Download the file with data: {{../data.zip}}. Alternatively, you can download the data together with a teplate Python solution: {{sample_solution_3.zip}}. The {{../data.zip}} file contains four files:
  * ''cpg_train.txt'' with a training dataset of $\mathrm{CpG}$-islands. Each line contains exactly one example.
  * ''null_train.txt'' with a training dataset of the rest of the genome. Each line contains exactly one example.
  * ''seqs_test.txt'' with test sequences in the same format as above.
  * ''classes_test.txt'' with the labeling of sequences from the ''seqs_test.txt''. Class $\mathrm{CpG}$ corresponds to label $1$.
You may assume that those four files will be located in the current working directory. I may use different sequences to test your code; the names will remain the same.

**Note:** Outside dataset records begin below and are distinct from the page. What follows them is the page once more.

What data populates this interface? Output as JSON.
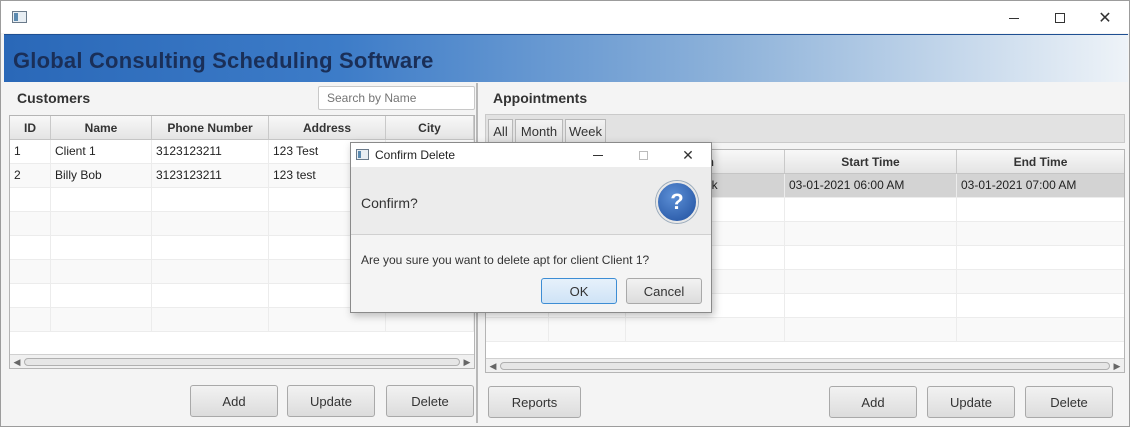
{
  "window": {
    "title": "",
    "controls": {
      "minimize": "—",
      "maximize": "☐",
      "close": "✕"
    }
  },
  "banner": {
    "title": "Global Consulting Scheduling Software"
  },
  "customers": {
    "title": "Customers",
    "search_placeholder": "Search by Name",
    "columns": [
      "ID",
      "Name",
      "Phone Number",
      "Address",
      "City"
    ],
    "rows": [
      [
        "1",
        "Client 1",
        "3123123211",
        "123 Test",
        ""
      ],
      [
        "2",
        "Billy Bob",
        "3123123211",
        "123 test",
        ""
      ]
    ],
    "buttons": {
      "add": "Add",
      "update": "Update",
      "delete": "Delete"
    }
  },
  "appointments": {
    "title": "Appointments",
    "tabs": [
      "All",
      "Month",
      "Week"
    ],
    "columns": [
      "",
      "",
      "ion",
      "Start Time",
      "End Time"
    ],
    "rows": [
      [
        "",
        "",
        "ork",
        "03-01-2021 06:00 AM",
        "03-01-2021 07:00 AM"
      ]
    ],
    "buttons": {
      "reports": "Reports",
      "add": "Add",
      "update": "Update",
      "delete": "Delete"
    }
  },
  "dialog": {
    "title": "Confirm Delete",
    "header": "Confirm?",
    "icon": "question-icon",
    "icon_glyph": "?",
    "message": "Are you sure you want to delete apt for client Client 1?",
    "ok": "OK",
    "cancel": "Cancel"
  }
}
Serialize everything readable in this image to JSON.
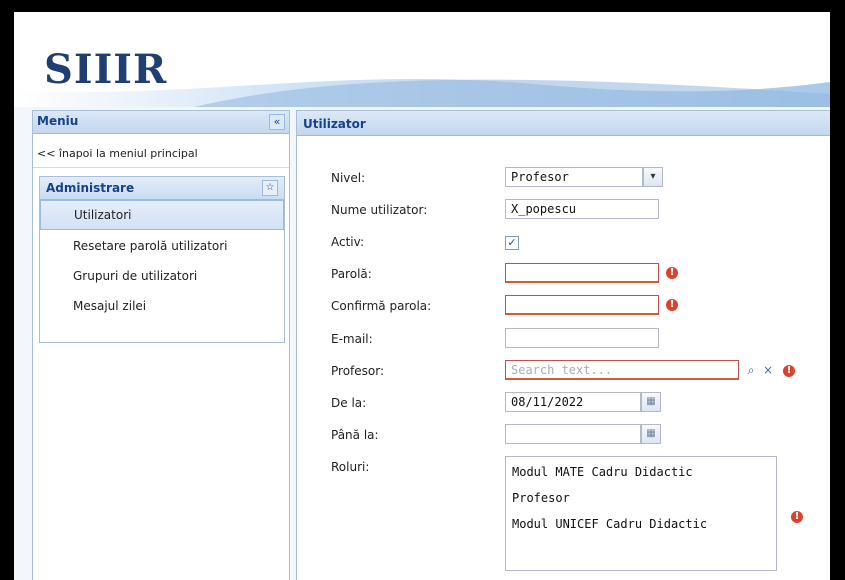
{
  "app": {
    "title": "SIIIR"
  },
  "colors": {
    "accent": "#15428b",
    "error": "#d8452f",
    "border": "#99bbe8"
  },
  "menu": {
    "title": "Meniu",
    "collapse_icon": "«",
    "back_link": "<< înapoi la meniul principal",
    "section": {
      "title": "Administrare",
      "toggle_icon": "☆",
      "items": [
        {
          "label": "Utilizatori",
          "selected": true
        },
        {
          "label": "Resetare parolă utilizatori",
          "selected": false
        },
        {
          "label": "Grupuri de utilizatori",
          "selected": false
        },
        {
          "label": "Mesajul zilei",
          "selected": false
        }
      ]
    }
  },
  "form": {
    "title": "Utilizator",
    "fields": {
      "nivel": {
        "label": "Nivel:",
        "value": "Profesor"
      },
      "nume": {
        "label": "Nume utilizator:",
        "value": "X_popescu"
      },
      "activ": {
        "label": "Activ:",
        "checked": true,
        "check_glyph": "✓"
      },
      "parola": {
        "label": "Parolă:",
        "value": ""
      },
      "confirma": {
        "label": "Confirmă parola:",
        "value": ""
      },
      "email": {
        "label": "E-mail:",
        "value": ""
      },
      "profesor": {
        "label": "Profesor:",
        "placeholder": "Search text..."
      },
      "de_la": {
        "label": "De la:",
        "value": "08/11/2022"
      },
      "pana_la": {
        "label": "Până la:",
        "value": ""
      },
      "roluri": {
        "label": "Roluri:",
        "items": [
          "Modul MATE Cadru Didactic",
          "Profesor",
          "Modul UNICEF Cadru Didactic"
        ]
      }
    },
    "icons": {
      "error": "!",
      "search": "⌕",
      "clear": "×",
      "dropdown": "▾",
      "calendar": "▦"
    }
  }
}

Your code should output the following two files:
  * ''predictions.txt'' with your predictions - $1$ or $0$ for each sequence. One prediction per line.
  * ''accuracy.txt'' with the quality of your predictions. Include five lines with the following values.
    - The number of correct predictions.
    - The number of wrong predictions.
    - The accuracy of your predictions.
    - The precision of your predictions.
    - The recall of your predictions.
    More details on those statistics may be found on [[https://en.wikipedia.org/wiki/Confusion_matrix|this Wikipedia page]].
===== Scoring =====

Your program should run in linear time with respect to input and should consume only a linear amount of memory. Submitting a code that does not compile may result in significant point reduction.

===== External libraries =====

The alignment implementation must be solely your own work. However, you can use any external library for calculating the confusion matrix statistics. In Python, the [[https://github.com/sepandhaghighi/pycm|pycm]] library may be handy, in Java the [[https://github.com/haifengl/smile|smile]] library provides some tools for calculating those statistics. If you need anything else, ask me in advance.

===== Hints =====

  * Be careful with sums and products of small numbers.
  * On the provided dataset, expect accuracy near to $100\,\%$.